Peut-on prier avec son patient ?

Selon les époques et les cultures (imprégnées ou non de préoccupations religieuses), cette question (insolite ?) admet des réponses « évidentes », diamétralement opposées : oui, bien sûr, si la dualité corps-esprit et l’intercession divine sur les affaires humaines semble une histoire entendue ; ou non, si une option plus matérialiste incite à séparer résolument la science (et donc la médecine) des croyances (même collectives) en un être supra-matériel, susceptible de transcender les « simples » considérations physico-biochimiques sur lesquelles reposent la vie…et la sélection impitoyable du PAES (première année d’études de santé [1] !

The British Journal of Psychiatry a proposé à deux universitaires d’opinion opposée de débattre sur ce thème, ainsi formulé pour l’occasion : « Le fait de prier avec un patient constitue-t-il une violation des limites professionnelles dans la pratique psychiatrique ? » Pour le Pr. Rob Poole, le praticien doit se comporter en matière de religion et de spiritualité comme pour la sexualité : il ne doit aborder ces sujets qu’en cas de nécessité réelle, liée à des « problèmes cliniques. » Sinon, l’intérêt du médecin pour ces questions intimes semble injustifié et répréhensible. Et de même qu’une relation sexuelle avec un patient (même demandeur !) serait une entorse grave à l’éthique professionnelle, cette dernière s’accommode mal, estime Rob Poole, du partage d’une activité religieuse dans un cadre thérapeutique : prier au cabinet de consultation avec un patient (même demandeur !) lui paraît donc une pratique « inappropriée », car basée sur des convictions personnelles n’ayant rien à voir avec les compétences professionnelles du médecin ! Et cela est d’autant plus préoccupant qu’un glissement insidieux peut survenir : de petites compromissions avec l’éthique peuvent dégénérer vers des problèmes plus graves. Ajoutons à ces arguments le risque de dérapage sectaire : où serait la démarcation entre un gourou et un « thérapeute » s’autorisant à imposer à ses patients, sous couvert d’un « partage », ses propres opinions philosophiques, religieuses ou politiques ?
Ce danger rappelle celui des « thérapies » non conventionnelles ou parallèles alimentant régulièrement les chroniques judiciaires, quand des présumés thérapeutes prescrivent des méthodes non éprouvées, rejetées par l’ensemble de la profession (par exemple une imposition des mains, ou d’autres techniques sulfureuses).

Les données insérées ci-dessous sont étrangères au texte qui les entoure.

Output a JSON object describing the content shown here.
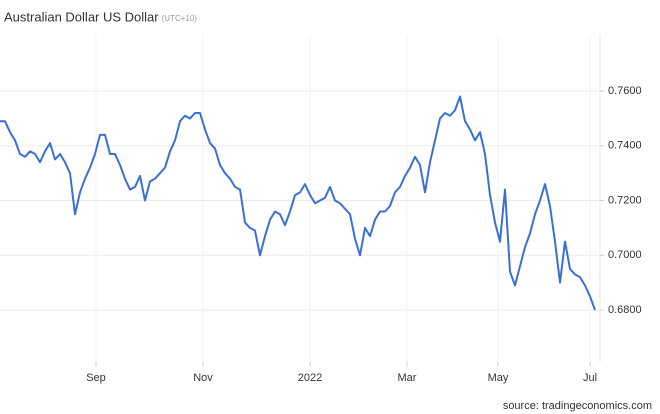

Pour l’autre débatteur, le Pr. Christopher Cook, « ce n’est pas la prière qui s’écarte du professionnalisme, mais l’expression de certaines croyances, valeurs ou opinions. » Prier pour /avec le patient ne serait donc pas, en soi, une entorse aux limites professionnelles, à condition de ne pas « exploiter sa vulnérabilité » ou susciter un jugement de valeur. On ne devrait donc s’autoriser la pratique de la prière qu’en cas de « compatibilité avec le plein respect des opinions et des croyances du patient », à la demande formelle de celui-ci, et « en l’absence de toute pression. » Et au moindre doute, le médecin se livrant à la prière dans un cadre professionnel devrait se concerter « avec un superviseur ou un collègue. »

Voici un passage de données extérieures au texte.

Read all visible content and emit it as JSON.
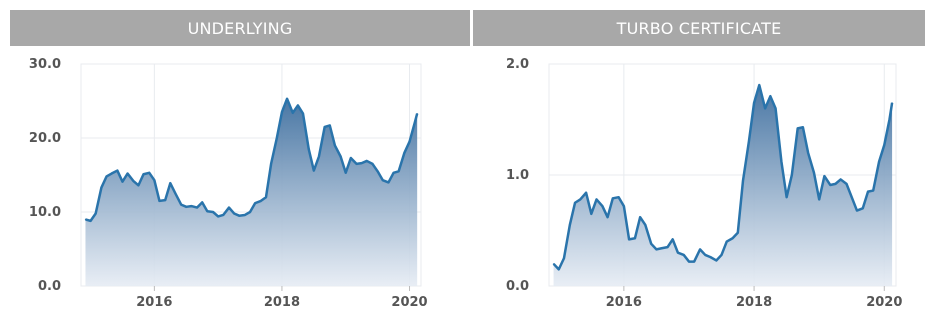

Je vais susciter des cris d’orfraie chez certains, mais cette conclusion me rappelle la pratique des psychanalystes et le mot selon lequel, en inventant la psychanalyse, Freud aurait « réintroduit la pratique chrétienne de la confession dans le judaïsme. » Ce qui conduit certains sceptiques (à l’égard de la confession ou/et de la psychanalyse) à s’interroger : « Mais pourquoi se confesser à un homme plutôt que de dialoguer directement avec Dieu ? »

 

[1] http://www.letudiant.fr/etudes/fac/etudes-de-sante-mes-premiers-cours-en-paes-16560.html

Dr Alain Cohen

Référence
Poole R et Cook CCH : Praying with a patient constitutes a breach of professional boundaries in psychiatric practice (debate). Br J Psychiatry, 2011; 199: 94–98.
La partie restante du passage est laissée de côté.